I'm very impressed with how dogged he was in getting his inventions out there even though he was screwed over by everyone.  Employees, business partners, competitors, distributors, all took advantage of him and he ended up in court numerous times to defend his patents or get paid what he was owed.  Some of the stories are very interesting because of the variant perception that he has, but also his knack for getting to the root of problems when people over complicate them.  When someone asked Munger why, after reading Barron's for 50 years, he went all in on Tenneco.  He replied "it was cheap."   Dyson had the same epiphany when he was forced out of his own company and was sitting around doing housework and disappointed in how bad the vacuum worked.  It loses suction as soon as the bag starts to get stuff in it, so he tried to figure out a way to make a vacuum cleaner without a bag. 

 

Here's an example of people overthinking the simple stuff.  A reporter asked him this question when the Vacuum was gaining notoriety: 

 

"The area where the dust collects is transparent, thus parading all our detritus on the outside, and turning the classic design inside out.

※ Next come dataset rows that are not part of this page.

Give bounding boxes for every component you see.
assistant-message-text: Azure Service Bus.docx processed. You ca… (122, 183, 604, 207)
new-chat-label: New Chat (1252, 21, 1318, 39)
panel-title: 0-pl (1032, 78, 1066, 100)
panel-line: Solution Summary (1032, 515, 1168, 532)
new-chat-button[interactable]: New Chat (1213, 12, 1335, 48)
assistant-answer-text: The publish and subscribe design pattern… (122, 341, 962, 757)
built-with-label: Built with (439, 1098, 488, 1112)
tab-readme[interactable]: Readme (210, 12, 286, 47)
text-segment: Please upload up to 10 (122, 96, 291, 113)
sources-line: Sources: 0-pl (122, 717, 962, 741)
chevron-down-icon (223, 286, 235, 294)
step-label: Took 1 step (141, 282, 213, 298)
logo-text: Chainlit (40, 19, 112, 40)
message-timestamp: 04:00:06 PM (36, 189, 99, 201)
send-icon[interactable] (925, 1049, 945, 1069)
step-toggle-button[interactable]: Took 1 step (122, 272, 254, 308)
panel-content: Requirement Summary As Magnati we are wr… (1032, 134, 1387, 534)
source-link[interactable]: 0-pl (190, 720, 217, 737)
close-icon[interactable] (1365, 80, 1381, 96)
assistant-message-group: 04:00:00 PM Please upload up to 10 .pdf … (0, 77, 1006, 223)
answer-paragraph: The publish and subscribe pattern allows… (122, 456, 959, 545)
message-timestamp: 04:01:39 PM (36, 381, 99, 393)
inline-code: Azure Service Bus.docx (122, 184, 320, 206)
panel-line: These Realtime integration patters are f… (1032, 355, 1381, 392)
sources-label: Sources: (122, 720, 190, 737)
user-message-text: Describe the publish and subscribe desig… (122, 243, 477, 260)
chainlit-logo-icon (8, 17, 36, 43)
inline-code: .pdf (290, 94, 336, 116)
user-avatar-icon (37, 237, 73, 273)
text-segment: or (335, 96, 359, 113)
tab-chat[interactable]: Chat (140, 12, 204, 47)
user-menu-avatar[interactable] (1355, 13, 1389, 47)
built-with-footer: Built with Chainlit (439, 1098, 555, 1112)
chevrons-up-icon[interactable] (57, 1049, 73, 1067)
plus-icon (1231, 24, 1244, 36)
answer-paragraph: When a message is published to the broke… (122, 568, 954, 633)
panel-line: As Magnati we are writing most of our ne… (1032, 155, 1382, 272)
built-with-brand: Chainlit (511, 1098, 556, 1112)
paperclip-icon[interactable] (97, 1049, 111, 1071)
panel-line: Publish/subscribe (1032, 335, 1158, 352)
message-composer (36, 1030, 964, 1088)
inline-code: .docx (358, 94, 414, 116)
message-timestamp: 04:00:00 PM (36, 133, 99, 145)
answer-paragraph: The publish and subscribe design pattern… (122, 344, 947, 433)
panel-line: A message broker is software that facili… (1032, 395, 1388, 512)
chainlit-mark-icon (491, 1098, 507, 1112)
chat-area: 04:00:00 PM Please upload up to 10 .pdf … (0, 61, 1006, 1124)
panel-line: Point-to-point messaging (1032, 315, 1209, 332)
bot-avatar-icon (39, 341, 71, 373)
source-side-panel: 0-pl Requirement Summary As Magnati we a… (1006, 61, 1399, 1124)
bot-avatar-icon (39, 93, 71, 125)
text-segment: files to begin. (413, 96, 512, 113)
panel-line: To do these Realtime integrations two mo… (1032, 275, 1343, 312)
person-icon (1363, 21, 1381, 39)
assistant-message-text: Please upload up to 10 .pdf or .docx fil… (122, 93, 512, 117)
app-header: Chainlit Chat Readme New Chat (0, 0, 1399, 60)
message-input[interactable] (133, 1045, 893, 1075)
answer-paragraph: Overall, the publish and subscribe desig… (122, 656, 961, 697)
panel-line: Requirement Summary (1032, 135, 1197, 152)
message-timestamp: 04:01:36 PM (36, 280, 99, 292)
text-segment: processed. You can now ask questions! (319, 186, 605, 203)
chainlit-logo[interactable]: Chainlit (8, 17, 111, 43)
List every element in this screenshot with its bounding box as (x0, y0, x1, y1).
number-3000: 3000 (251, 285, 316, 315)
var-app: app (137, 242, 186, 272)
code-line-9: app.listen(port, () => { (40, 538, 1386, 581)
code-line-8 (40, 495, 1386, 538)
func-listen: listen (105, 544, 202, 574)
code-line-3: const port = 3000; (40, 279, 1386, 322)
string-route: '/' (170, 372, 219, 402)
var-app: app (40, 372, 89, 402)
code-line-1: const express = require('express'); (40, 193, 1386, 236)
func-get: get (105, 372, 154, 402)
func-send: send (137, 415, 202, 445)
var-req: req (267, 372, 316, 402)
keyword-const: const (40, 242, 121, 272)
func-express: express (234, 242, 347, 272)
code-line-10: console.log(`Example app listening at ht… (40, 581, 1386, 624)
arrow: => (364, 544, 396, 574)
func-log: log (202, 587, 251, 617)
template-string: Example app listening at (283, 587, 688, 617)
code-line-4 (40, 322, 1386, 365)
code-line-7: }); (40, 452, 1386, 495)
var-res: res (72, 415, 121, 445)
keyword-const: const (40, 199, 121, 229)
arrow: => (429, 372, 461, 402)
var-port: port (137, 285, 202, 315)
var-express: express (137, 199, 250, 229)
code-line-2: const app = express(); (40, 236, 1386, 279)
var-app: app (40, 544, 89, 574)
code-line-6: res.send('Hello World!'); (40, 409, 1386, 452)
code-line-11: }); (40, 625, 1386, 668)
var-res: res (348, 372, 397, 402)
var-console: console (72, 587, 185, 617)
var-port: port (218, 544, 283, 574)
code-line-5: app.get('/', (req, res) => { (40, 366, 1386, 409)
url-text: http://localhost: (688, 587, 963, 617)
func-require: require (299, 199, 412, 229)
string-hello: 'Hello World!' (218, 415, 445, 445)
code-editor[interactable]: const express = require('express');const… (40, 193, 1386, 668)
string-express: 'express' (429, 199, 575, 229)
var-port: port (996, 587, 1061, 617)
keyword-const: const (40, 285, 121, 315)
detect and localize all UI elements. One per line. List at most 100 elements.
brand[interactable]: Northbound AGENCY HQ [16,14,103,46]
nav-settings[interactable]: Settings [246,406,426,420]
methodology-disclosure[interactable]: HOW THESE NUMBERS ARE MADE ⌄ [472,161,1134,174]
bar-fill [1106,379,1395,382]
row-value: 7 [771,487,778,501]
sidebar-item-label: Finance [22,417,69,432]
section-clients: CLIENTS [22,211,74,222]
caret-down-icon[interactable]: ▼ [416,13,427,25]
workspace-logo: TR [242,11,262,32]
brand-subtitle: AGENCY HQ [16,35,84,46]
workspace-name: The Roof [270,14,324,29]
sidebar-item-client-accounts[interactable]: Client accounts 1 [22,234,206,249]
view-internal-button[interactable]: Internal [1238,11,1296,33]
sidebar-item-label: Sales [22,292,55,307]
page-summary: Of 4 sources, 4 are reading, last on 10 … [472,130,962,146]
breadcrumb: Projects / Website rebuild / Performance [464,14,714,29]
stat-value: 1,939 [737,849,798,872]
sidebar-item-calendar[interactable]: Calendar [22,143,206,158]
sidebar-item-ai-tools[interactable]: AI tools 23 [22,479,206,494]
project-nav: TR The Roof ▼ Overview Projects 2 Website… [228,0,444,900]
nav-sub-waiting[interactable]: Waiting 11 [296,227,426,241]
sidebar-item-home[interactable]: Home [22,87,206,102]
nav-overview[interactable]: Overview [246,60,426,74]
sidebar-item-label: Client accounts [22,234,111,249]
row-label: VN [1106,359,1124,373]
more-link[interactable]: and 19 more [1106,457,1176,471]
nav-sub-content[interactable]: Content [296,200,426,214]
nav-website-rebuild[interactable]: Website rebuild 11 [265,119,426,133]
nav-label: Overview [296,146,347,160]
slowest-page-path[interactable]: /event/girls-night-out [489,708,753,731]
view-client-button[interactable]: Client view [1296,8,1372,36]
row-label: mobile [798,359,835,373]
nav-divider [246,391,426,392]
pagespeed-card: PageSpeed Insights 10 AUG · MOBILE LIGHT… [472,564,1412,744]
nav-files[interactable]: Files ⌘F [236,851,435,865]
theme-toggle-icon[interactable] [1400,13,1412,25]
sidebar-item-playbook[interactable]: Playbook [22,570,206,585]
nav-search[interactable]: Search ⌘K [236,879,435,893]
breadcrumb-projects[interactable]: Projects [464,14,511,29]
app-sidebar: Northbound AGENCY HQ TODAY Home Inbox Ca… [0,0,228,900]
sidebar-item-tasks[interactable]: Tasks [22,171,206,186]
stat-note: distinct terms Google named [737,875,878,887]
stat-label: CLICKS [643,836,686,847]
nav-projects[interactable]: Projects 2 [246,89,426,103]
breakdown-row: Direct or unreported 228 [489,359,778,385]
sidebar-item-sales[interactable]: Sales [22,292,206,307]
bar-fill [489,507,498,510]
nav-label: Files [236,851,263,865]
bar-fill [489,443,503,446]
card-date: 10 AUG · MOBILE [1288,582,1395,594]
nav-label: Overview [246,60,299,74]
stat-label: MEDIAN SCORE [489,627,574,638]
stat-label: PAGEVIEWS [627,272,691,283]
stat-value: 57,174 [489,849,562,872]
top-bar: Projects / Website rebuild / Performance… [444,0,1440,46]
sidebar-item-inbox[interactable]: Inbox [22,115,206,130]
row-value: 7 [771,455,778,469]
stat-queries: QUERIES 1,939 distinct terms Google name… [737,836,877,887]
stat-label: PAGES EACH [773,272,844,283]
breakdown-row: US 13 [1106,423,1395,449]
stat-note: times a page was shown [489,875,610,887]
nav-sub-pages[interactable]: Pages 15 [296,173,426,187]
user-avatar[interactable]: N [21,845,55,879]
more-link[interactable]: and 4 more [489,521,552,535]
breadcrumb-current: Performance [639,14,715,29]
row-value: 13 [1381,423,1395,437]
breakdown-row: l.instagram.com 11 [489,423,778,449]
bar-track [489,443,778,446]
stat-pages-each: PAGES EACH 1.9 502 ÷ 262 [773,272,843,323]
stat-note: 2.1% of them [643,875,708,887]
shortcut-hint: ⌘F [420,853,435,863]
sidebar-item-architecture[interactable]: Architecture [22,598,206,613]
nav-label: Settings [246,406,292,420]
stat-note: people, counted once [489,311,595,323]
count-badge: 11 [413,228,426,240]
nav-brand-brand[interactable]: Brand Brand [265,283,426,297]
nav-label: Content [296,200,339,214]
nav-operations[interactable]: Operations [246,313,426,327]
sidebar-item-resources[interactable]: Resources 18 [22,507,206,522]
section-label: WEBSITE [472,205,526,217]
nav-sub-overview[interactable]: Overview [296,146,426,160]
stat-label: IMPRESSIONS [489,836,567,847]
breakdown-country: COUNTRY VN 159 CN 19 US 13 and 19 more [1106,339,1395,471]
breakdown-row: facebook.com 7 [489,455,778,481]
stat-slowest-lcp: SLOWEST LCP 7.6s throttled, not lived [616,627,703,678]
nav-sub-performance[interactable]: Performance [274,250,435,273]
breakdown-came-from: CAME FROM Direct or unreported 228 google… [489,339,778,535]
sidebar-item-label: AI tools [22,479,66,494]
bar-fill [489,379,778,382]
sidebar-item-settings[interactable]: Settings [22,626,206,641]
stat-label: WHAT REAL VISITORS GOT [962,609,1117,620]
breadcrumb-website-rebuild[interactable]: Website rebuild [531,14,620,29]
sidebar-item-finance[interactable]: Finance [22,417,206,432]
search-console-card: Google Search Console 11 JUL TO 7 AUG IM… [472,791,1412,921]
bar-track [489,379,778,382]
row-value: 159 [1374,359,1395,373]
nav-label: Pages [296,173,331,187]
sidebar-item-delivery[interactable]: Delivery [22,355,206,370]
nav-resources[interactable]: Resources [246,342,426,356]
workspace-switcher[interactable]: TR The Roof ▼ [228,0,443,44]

Is this some post-modernist nod to the architectural style pioneered by Richard Rodgers at the Pompidou Center, where the air-conditioning and escalators, the very guts, are made into a self-referential design feature?"

 

"No", I replied.  "It's so you can see when it's full."

 

Eventually he learns from his mistakes and demands money up front for signing a deal, and guaranteed minimum payments etc.  So things work out in the end. This book had been sitting on my shelf for a while so I thought I should read it before getting rid of it by placing it in the free little library nook by my house.  I probably should check out the other book he published and see what he's up to.